その後、先生からやり直しさせられるところまでがセット。
他に興味を惹かれたとするなら、校長の言葉のある一部分。
『──私は『不思議』という言葉が好きです。皆さんはこれから学校生活を通し、『不思議だなぁ』と思う現象に巡り合うかもしれません。

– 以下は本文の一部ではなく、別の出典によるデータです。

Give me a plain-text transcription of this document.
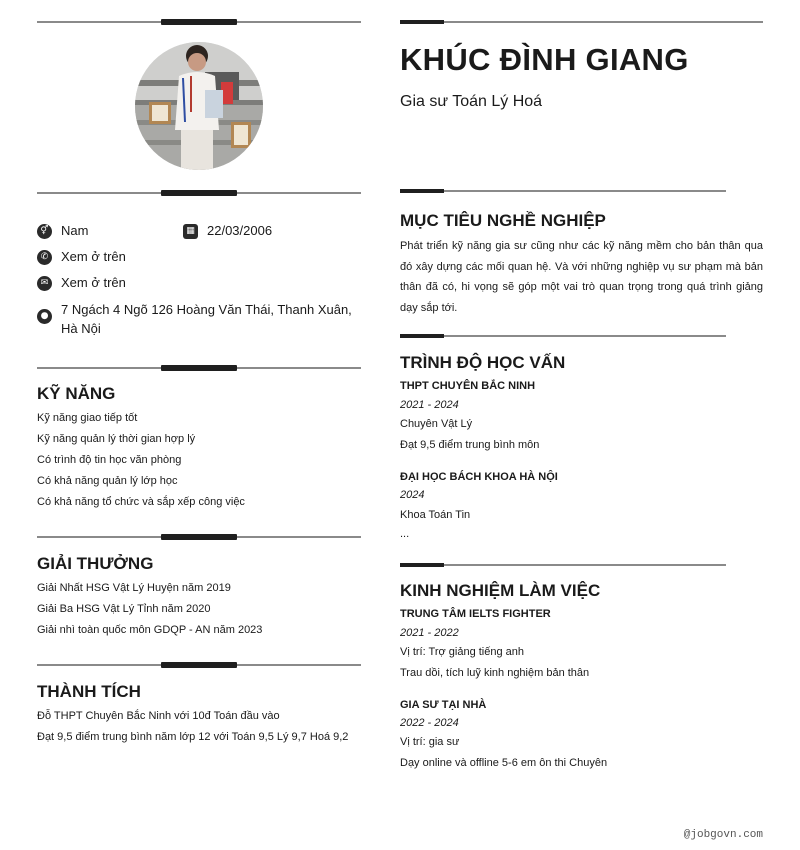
⚥ Nam	▦ 22/03/2006
✆ Xem ở trên
✉ Xem ở trên
● 7 Ngách 4 Ngõ 126 Hoàng Văn Thái, Thanh Xuân, Hà Nội
KỸ NĂNG
Kỹ năng giao tiếp tốt
Kỹ năng quản lý thời gian hợp lý
Có trình độ tin học văn phòng
Có khả năng quản lý lớp học
Có khả năng tổ chức và sắp xếp công việc
GIẢI THƯỞNG
Giải Nhất HSG Vật Lý Huyện năm 2019
Giải Ba HSG Vật Lý Tỉnh năm 2020
Giải nhì toàn quốc môn GDQP - AN năm 2023
THÀNH TÍCH
Đỗ THPT Chuyên Bắc Ninh với 10đ Toán đầu vào
Đạt 9,5 điểm trung bình năm lớp 12 với Toán 9,5 Lý 9,7 Hoá 9,2
KHÚC ĐÌNH GIANG
Gia sư Toán Lý Hoá
MỤC TIÊU NGHỀ NGHIỆP
Phát triển kỹ năng gia sư cũng như các kỹ năng mềm cho bản thân qua đó xây dựng các mối quan hệ. Và với những nghiệp vụ sư phạm mà bản thân đã có, hi vọng sẽ góp một vai trò quan trọng trong quá trình giảng dạy sắp tới.
TRÌNH ĐỘ HỌC VẤN
THPT CHUYÊN BẮC NINH
2021 - 2024
Chuyên Vật Lý
Đạt 9,5 điểm trung bình môn
ĐẠI HỌC BÁCH KHOA HÀ NỘI
2024
Khoa Toán Tin
...
KINH NGHIỆM LÀM VIỆC
TRUNG TÂM IELTS FIGHTER
2021 - 2022
Vị trí: Trợ giảng tiếng anh
Trau dồi, tích luỹ kinh nghiệm bản thân
GIA SƯ TẠI NHÀ
2022 - 2024
Vị trí: gia sư
Dạy online và offline 5-6 em ôn thi Chuyên
@jobgovn.com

その時に大切なのは『わかんないからいいや』と『未知』のままにせず、『どういうことなんだろう』と理解をしようとすることが大切です──』
不思議──人の思考や説明が及ばない事象のこと。
「そんなもの、情報通信技術が発展した現代では解明されているものが多いだろ」と楽に言ったら「自分で考えることが大切だってことだと思うぞ」と返された。
さて、入学式が終わると自己紹介が始まる。
僕は無難に読書好きだと言った。
断じて他に特技や趣味がなかったわけではない。
……断じて、ない。(大事だから二回言っとく)
クラスからは想像以上の拍手が鳴った。比較的良いクラスなのかも。
次の次の番。
見るからに自信満々な坊主の少年が一発ギャグをした。
先ほどまでの拍手が嘘だったかのように重い沈黙が流れる。
生徒は勿論、先生まで拍子抜けした表情になっていた。
この教室だけ時間が止まっているんじゃないか、そう錯覚しそうになった。
……僕は、嫌いじゃなかったよ。
沈黙を断ち切るように僕は拍手をした。
さて長い長いホームルームも終わり、高校生活初めての放課後が来た。
せっせと帰る支度をし、連絡先を交換し合っているクラスから僕は一足先に出る。
──あれあいつだけ交換してなくない?
──え、誰か行ってやれよ。
──いや、そういうお前が声掛けに行けよ……とは思われたくないだろ?
……こんな被害妄想ばっかりしてるから、友達できないんだろうな……。
いや、違う。羨ましくなどない。……羨ましくなどないぞ。(大事だから二回言っとく)
だがこの時間帯。
窓から校門前をちらりと見ると、案の定その光景は広がっていた。
今か今かと待ち続けている先輩方の姿がそこにはあった。
部活の勧誘で花道のようになっているところを、すべて振り払い、一人で突っ切る気力と度胸を僕は持ち合わせちゃいない。
ちなみにここからでも運動部の声が聞こえる。
勧誘練習というより発声練習だな。
これから何をすべきか考えているところ、丁度よく頭に浮かんできたものがあった。
学校説明会で何が一番印象に残っているか。
そう訊かれ、真っ先に僕の頭に浮かぶのは図書室だろう。
登校中、楽から図書室にまつわる噂を聞いた。
言葉通りの唯一無二の本があるというらしい。
世界でたった一つの花ならぬ、世界でたった一つの本が。
だが。
どこにあるのかは誰も知らないとのことだ。
大きさも、形も、厚さも、ジャンルさえも。
分かっている情報があるなら、
──見つけたものは願いを叶えることができる
とか。
噂が流れ始めたのは今年の卒業式からだ。
海賊とか来ないだろうな?
もう一つ、僕が図書館に固執する理由があるなら。
高校入学前に誰かに図書室を行くように言われたような気がしたのだ。
…………。
……誰が僕に言ったんだ?
むしろ。
学校説明会で図書室の話だけを聞き逃さなかったのはそれによるものだった気がする。
思い出せないということは、もしかしたら、直接的ではなく、誰かと誰かの会話を間接的にを聞いただけなのかもしれない。
スマホを開き、時間を確認する。ちょうど正午を越えたぐらいだった。
せっかくだし、少し覗きに行ってみようか。
僕は進路を変え、図書室へと向かった。